- Um ex-ministro do Meio Ambiente de Nova Gales do Sul pediu a suspensão do desmatamento planejado na Glenbog, sul da costa, após cidadãos cientistas registrarem 102 árvores que seriam tocas de greater gliders em área prevista para manejo.
- Andrew Wong, da Wilderness Australia, disse que a Forestry Corporation pode estar cometendo “fraude ecológica” se continuar as operações, alegando que as sondagens oficiais subestimam a presença de glauímetros.
- O ex-ministro afirmou que a extração de floresta nativa em NSW é insustentável, com a Forestry Corporation supostamente violando repetidamente suas próprias regras.
- Glenbog é área de grande biodiversidade, com uma característica de floresta de nuvens; a distância mínima de 50 metros a tocas conhecidas é regra, segundo normas estaduais, e a corporação afirma seguir os critérios de sondagens noturnas.
- O Ministério da Agricultura disse esperar que a Forestry Corporation realize operações de acordo com as Coastal Integrated Forestry Operations Approvals; a corporação afirma realizar sondagens noturnas conforme exigido, e os dados dos cidadãos estão sendo incorporados ao plano.
A ex-ministra ambiental do NSW, Bob Debus, pediu suspender a derrubada prevista na floresta estadual Glenbog, no sul do litoral, após cientistas cidadãos identificarem 102 árvores que abrigam o maior glídeo, espécie ameaçada. Debus afirmou que a operação de manejo de florestas nativas na região é inexequível.
A Wilderness Australia informou que os chamados “den trees” foram encontrados em levantamentos realizados nos últimos dois meses na Glenbog, área que está prevista para desmatamento nos próximos dias. A ONG acusa a Forestry Corporation de violar repetidamente normas próprias, o que poderia tornar a prática parte de seu modelo de negócios.
Segundo a ONG, se os resultados estiverem corretos, a autorização para derrubada pode ser questionada. Andrew Wong, gerente de operações da Wilderness, disse que a corporação pode ter realizado apenas levantamentos mínimos para justificar a continuidade das operações.

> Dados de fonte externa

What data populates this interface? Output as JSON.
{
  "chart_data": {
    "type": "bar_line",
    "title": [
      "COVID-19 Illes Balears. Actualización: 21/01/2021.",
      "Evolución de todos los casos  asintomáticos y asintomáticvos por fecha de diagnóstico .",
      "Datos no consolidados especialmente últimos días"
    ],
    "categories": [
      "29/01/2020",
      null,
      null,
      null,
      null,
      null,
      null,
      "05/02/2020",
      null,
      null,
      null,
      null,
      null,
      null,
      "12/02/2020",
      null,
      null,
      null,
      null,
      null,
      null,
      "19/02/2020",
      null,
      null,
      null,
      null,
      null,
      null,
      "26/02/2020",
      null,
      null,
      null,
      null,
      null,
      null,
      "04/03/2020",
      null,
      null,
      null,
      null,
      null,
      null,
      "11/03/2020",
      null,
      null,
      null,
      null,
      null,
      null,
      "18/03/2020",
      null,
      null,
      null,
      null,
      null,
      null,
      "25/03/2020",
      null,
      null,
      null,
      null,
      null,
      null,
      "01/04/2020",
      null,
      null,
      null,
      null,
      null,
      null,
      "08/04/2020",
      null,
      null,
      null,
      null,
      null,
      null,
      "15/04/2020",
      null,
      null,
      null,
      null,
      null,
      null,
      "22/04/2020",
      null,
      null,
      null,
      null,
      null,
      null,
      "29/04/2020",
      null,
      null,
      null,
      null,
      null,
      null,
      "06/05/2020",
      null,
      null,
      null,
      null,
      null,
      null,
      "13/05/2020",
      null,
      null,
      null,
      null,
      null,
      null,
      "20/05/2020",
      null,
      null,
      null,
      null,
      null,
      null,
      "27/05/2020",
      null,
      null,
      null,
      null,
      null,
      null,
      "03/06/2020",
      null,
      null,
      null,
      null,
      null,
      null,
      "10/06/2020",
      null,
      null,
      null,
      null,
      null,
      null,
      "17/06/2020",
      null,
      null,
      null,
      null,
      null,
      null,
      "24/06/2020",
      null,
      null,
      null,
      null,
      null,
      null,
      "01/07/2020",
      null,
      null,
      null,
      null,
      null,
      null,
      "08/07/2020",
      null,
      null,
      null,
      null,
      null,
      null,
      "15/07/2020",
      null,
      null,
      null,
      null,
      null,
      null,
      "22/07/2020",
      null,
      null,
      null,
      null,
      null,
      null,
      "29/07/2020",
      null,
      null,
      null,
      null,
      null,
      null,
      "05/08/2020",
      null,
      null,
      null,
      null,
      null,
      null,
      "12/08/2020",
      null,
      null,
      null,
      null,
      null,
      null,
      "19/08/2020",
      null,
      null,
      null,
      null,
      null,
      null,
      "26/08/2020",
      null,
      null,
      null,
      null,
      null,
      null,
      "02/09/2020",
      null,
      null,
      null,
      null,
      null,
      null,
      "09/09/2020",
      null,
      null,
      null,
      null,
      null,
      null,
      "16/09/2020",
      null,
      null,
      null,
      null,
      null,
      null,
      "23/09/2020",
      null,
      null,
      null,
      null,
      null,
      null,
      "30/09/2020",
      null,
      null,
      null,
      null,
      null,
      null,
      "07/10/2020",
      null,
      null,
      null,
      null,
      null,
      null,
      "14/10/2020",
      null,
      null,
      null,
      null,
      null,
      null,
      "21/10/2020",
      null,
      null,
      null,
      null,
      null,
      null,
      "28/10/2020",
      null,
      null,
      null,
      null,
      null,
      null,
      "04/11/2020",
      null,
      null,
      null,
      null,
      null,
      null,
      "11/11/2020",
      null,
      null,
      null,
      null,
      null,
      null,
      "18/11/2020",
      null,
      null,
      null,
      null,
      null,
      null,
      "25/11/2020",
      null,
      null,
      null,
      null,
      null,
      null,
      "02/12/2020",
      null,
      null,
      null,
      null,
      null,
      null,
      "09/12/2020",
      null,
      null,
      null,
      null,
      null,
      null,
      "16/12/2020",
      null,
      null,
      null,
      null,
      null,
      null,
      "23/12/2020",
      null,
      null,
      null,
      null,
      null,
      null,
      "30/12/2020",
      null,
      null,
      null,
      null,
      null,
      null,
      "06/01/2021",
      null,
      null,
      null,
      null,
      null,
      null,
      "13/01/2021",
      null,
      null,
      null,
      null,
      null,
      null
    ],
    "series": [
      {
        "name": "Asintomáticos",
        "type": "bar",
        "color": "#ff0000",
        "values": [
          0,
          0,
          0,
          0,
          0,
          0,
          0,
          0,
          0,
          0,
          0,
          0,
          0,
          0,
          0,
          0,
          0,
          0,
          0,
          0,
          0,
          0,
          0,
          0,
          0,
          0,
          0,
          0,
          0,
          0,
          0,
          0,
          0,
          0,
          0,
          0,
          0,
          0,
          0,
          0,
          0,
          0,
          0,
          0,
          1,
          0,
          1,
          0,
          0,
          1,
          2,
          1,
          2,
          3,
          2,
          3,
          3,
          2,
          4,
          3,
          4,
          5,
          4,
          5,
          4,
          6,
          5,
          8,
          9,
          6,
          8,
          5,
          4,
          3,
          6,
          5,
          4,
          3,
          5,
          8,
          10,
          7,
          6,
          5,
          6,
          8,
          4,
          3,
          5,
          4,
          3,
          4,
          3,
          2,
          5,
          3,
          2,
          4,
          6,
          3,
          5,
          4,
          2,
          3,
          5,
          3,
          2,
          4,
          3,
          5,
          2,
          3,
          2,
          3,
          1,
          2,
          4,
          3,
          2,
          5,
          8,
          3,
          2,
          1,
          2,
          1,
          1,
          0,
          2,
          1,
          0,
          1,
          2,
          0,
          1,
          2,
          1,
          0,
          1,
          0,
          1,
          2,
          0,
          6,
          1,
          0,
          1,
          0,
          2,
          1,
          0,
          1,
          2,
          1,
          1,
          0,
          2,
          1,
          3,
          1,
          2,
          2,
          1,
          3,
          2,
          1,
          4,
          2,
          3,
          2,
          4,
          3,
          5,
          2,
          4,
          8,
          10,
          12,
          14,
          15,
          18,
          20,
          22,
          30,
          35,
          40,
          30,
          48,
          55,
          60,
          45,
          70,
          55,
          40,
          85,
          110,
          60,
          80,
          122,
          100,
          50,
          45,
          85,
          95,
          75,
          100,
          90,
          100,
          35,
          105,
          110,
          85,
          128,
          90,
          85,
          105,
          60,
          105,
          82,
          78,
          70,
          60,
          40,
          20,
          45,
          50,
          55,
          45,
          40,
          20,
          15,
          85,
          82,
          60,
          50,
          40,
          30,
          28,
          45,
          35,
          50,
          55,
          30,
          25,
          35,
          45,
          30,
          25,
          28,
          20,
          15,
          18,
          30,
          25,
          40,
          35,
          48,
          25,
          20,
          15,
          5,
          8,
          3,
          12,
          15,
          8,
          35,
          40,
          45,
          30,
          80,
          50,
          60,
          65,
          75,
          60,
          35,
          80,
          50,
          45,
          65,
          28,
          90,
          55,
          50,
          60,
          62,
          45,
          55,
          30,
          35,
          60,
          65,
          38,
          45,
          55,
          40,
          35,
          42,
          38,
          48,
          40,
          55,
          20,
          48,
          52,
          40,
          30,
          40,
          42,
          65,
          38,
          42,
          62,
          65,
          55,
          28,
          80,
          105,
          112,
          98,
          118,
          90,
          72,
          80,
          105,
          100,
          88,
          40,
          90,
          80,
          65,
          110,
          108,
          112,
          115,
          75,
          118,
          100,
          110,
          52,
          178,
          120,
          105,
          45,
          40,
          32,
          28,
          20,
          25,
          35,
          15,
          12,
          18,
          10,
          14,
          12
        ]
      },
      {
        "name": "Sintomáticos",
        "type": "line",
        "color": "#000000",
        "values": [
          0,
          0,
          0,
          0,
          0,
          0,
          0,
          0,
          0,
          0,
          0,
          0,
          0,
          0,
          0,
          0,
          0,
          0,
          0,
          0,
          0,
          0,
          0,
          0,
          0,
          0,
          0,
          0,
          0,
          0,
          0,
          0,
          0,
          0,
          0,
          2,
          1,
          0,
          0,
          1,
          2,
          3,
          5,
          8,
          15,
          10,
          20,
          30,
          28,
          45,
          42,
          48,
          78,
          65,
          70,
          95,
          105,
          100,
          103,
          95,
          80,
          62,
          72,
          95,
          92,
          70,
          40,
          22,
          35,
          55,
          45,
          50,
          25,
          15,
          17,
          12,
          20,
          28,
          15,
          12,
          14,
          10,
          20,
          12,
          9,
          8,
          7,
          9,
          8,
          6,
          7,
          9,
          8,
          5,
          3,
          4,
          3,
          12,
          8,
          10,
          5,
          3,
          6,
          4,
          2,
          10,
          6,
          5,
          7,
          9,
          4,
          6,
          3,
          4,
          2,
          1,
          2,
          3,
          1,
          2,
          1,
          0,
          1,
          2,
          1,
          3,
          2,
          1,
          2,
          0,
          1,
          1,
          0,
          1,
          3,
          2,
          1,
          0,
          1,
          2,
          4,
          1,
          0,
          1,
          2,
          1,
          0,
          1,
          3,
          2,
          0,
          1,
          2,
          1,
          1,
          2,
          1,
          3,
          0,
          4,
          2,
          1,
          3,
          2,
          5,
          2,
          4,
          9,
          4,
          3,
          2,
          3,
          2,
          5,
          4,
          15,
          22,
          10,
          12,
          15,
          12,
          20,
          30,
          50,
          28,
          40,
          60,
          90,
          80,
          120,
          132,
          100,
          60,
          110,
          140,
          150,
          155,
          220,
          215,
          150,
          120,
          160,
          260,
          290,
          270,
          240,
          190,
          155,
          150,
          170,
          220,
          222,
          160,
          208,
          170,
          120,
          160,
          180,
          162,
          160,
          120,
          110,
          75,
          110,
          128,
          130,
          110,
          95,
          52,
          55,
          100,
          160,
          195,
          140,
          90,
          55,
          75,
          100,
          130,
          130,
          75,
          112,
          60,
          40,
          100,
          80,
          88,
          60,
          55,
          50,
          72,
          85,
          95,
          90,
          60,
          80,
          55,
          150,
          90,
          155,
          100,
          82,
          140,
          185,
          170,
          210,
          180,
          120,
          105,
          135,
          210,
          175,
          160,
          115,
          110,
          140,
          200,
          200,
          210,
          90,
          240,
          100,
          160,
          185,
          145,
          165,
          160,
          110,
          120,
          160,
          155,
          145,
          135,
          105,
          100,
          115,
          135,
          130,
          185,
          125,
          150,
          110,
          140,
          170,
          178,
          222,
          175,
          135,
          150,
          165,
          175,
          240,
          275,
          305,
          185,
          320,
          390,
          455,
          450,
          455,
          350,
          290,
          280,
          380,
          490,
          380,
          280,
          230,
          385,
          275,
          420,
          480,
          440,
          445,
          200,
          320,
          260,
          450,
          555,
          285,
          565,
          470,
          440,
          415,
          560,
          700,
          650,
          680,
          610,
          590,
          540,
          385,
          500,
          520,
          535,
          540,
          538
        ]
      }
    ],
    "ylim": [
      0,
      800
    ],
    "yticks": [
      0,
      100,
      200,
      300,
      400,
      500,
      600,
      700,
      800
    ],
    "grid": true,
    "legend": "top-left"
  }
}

Controvérsia e respostas oficiais
Debus afirmou que as operações na Glenbog evidenciam a inviabilidade do manejo de florestas nativas no estado, citando frequentes violações regulatórias pela Forestry Corporation. A agência estatal afirmou que as condições de aprovação preveem buscas noturnas por glídeos, com base em diretrizes de pesquisa.
A ministra da Agricultura, Tara Moriarty, responsável pela área, declarou que a corporação deve seguir as exigências do Coastal Integrated Forestry Operations Approvals, incluindo procedimentos para detectar dens de glídeos. A Forestry Corporation informou que seus levantamentos noturnos respeitam os horários, locais e velocidade definidos, e que informações de terceiros influenciam o planejamento, com zonas de exclusão ao redor dos avistamentos.
A área abriga também wombats, protegidos por um santuário próximo. O local mantém acordo informal com a Forestry Corporation para evitar danificar tocas durante o desmate, após incidentes em 2014. O santuário informou que muitos wombats ali foram reabilitados e que a destruição de tocas não ocorrerá.